Developing a multi-level Gaussian process emulator of an Atmospheric General Circulation Model for palaeoclimate modelling

The study of past climates provides a unique opportunity to test our understanding of the Earth system and our confidence in climate models. The nature of this subject requires a fine balance between complexity and efficiency. While comprehensive models can capture the system’s behaviour more realistically, fast but less accurate models are capable of integrating on the long timescale associated with Palaeoclimatology. In this thesis, a statistical approach is proposed to address the limitation of our simple atmospheric module in simulating glacial climates by incorporating a statistical surrogate of a general circulation model of the atmosphere into our Earth system modelling framework, GENIE. To utilise the available model spectrum of different complexities, a multi-level Gaussian Process (GP) emulation technique is proposed to established the link between a computationally expensive atmospheric model, PLASIM (Planet Simulator), and a cheaper model, EMBM (energy-moisture balance model). The method is first demonstrated by emulating a scalar summary quantity. A dimensional reduction technique is then introduced, allowing the high-dimensional model outputs to be emulated as functions of high-dimensional boundary forcing inputs. Even though the two atmospheric models chosen are structurally unrelated, GP emulators of PLASIM atmospheric variables are successfully constructed using EMBM as a fast approximation.
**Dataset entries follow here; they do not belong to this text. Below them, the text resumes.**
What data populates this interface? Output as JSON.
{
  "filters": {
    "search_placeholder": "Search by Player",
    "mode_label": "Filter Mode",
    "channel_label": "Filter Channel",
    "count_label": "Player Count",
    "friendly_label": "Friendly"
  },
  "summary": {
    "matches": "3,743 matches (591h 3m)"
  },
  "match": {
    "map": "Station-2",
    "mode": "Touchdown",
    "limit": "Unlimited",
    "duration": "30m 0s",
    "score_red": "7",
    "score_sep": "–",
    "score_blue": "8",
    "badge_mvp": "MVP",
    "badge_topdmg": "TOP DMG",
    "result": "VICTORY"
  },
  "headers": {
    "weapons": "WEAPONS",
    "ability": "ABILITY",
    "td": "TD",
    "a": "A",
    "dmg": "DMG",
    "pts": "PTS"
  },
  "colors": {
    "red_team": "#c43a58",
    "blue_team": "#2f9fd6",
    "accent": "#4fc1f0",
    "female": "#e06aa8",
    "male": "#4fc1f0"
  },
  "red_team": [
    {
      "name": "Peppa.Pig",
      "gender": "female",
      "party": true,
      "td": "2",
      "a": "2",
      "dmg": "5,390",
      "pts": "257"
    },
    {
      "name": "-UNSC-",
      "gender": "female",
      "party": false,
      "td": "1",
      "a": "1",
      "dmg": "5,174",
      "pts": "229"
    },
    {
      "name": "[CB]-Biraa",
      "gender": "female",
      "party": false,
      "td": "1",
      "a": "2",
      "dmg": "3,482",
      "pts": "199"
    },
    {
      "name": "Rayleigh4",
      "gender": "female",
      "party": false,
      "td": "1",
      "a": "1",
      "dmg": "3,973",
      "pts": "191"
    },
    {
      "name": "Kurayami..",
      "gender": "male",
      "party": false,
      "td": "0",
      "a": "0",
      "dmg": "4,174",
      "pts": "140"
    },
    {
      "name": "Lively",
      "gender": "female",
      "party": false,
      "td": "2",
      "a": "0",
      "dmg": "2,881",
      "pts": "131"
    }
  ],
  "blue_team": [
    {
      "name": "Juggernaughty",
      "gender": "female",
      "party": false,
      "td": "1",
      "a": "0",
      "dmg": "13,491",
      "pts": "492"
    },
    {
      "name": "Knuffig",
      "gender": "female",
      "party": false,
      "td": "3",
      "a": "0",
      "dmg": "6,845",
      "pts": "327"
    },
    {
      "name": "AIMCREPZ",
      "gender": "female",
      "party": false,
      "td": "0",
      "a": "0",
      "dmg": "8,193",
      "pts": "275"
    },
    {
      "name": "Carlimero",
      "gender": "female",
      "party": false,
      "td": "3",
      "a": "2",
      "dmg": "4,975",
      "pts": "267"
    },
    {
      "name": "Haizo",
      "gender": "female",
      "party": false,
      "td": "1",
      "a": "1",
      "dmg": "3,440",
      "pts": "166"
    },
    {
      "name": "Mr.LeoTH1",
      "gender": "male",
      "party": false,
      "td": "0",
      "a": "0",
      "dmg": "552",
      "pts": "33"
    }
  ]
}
With the extra information gained from the cheap model, the emulators of PLASIM’s 2-D surface output fields, are built at a reduced computational cost. The emulated quantities are validated against simulated values, showing that the ensemble-wide behaviour of the spatial fields is well captured. Finally, the emulator of PLASIM’s wind field is incorporated into GENIE, providing an interactive statistical wind field which responds to changes in the bound- ary condition described by the ocean module. While exhibiting certain limitation due to the structural bias in PLASIM’s wind, the new hybrid model introduces additional variations to the over-diffusive spatial outputs of EMBM without incurring a substantial computational cost.